While toeing the Republican line that "the first thing we need to do is secure the border," Bush also spent time trumpeting the economic upside of a growing immigrant population, and of those currently here illegally. "There's no way they're going to be deported," he said.

Bush was his most focused, however, when he talked about raising educational standards. 

"As I look over the horizon, I see great social strains if we don't get education right," Bush said, while joking that his critics had left "tire marks" on his forehead on the issue. "This needs to be, not a federal program by any stretch of the imagination, but this should be a national calling. A great country like America needs to make sure that students will have the skills and the drive and the determination to rise up."  

He unleashed numerous slaps at President Barack Obama, bemoaning the slowdown in U.S. economic growth that followed the 2008 financial crisis. Bush, like Romney before him, couldn't help but envision a future in which a Republican president would put the country back on track. 

"In spite of the past few months, which have been good economic news, the new normal, if you talk to the smart people who decide these things, the new normal is one and a half to two percent growth, and the challenge with that is if we're to grow at that rate, kind of the European economic model, we're not going to be able to build the kind of capacity for people to pursue their dreams as they see fit," Bush said. "People's dreams will be limited and the demands on government will continue to grow."

As Bush continued with his line of thought, however, the silence in the room made it clear that this particular portion of the prospective stump speech might still use some polish. 

"To put it in perspective, if we were to grow at two percent more per year on top of what the new expectations are, compounded out for 10 years, we would create a Germany of additional economic activity in the 10th year," Bush pushed on. "No amount of exotic taxation, you know, proposed by our president or the progressives in this country comes close to the kind of revenue that government would get if we were to grow at three and a half or four percent per year, if we could, in that 10th year create an additional Germany." 

Moments later, however, the former Florida governor, who at once described himself as an "introvert" while making his case that he had what it took to become the country's next great leader, stuck to simpler rhetoric and scored some applause when he argued "Obamacare is clearly a job killer," and "the first thing we should do is approve the Keystone XL pipeline, for crying out loud, that's a no-brainer."

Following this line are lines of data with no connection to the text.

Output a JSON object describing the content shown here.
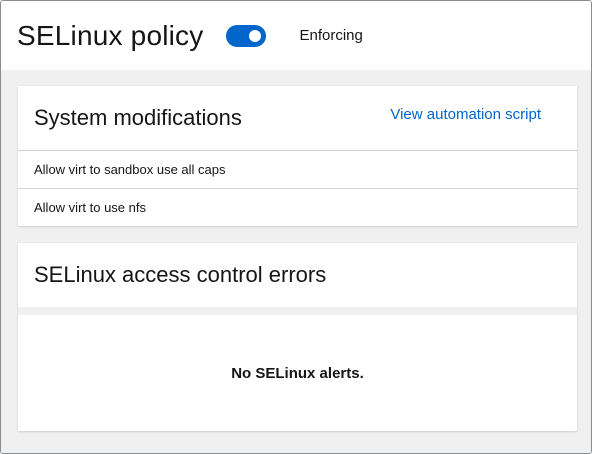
{
  "header": {
    "title": "SELinux policy",
    "toggle": {
      "state": "on",
      "label": "Enforcing"
    }
  },
  "modifications": {
    "title": "System modifications",
    "link_label": "View automation script",
    "items": [
      {
        "label": "Allow virt to sandbox use all caps"
      },
      {
        "label": "Allow virt to use nfs"
      }
    ]
  },
  "errors": {
    "title": "SELinux access control errors",
    "empty_message": "No SELinux alerts."
  },
  "colors": {
    "accent": "#0066cc",
    "page_background": "#f0f0f0",
    "text": "#151515",
    "divider": "#d2d2d2"
  }
}
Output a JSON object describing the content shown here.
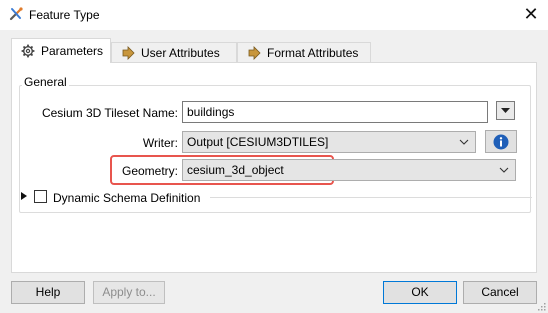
{
  "window": {
    "title": "Feature Type",
    "close_glyph": "✕",
    "app_icon": "fme-wrench-icon"
  },
  "tabs": [
    {
      "label": "Parameters",
      "icon": "gear-icon",
      "active": true
    },
    {
      "label": "User Attributes",
      "icon": "arrow-right-icon",
      "active": false
    },
    {
      "label": "Format Attributes",
      "icon": "arrow-right-icon",
      "active": false
    }
  ],
  "general": {
    "group_label": "General",
    "tileset_name_label": "Cesium 3D Tileset Name:",
    "tileset_name_value": "buildings",
    "writer_label": "Writer:",
    "writer_value": "Output [CESIUM3DTILES]",
    "geometry_label": "Geometry:",
    "geometry_value": "cesium_3d_object",
    "highlight_color": "#e8554e"
  },
  "dynamic_schema": {
    "label": "Dynamic Schema Definition",
    "checked": false
  },
  "buttons": {
    "help": "Help",
    "apply": "Apply to...",
    "ok": "OK",
    "cancel": "Cancel"
  }
}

By the time he finished a question-and-answer session with NADA chairman Forrest McConnell, roughly a third of the room had already ducked out, but that could have had more to do with the fact that two floors below a convention hall was still bustling. More encouraging for Bush was the fact that his speech left some in the audience wanting more. 

"I liked what I heard, for the most part," Kinsinger said. 

"He's very passionate about education reform, and I like that," Baughman chimed in. "And he's very realistic about immigration. You're not going to make people leave the country." 

CORRECTION: An earlier version of this story incorrectly described Friday's speech as a fundraiser.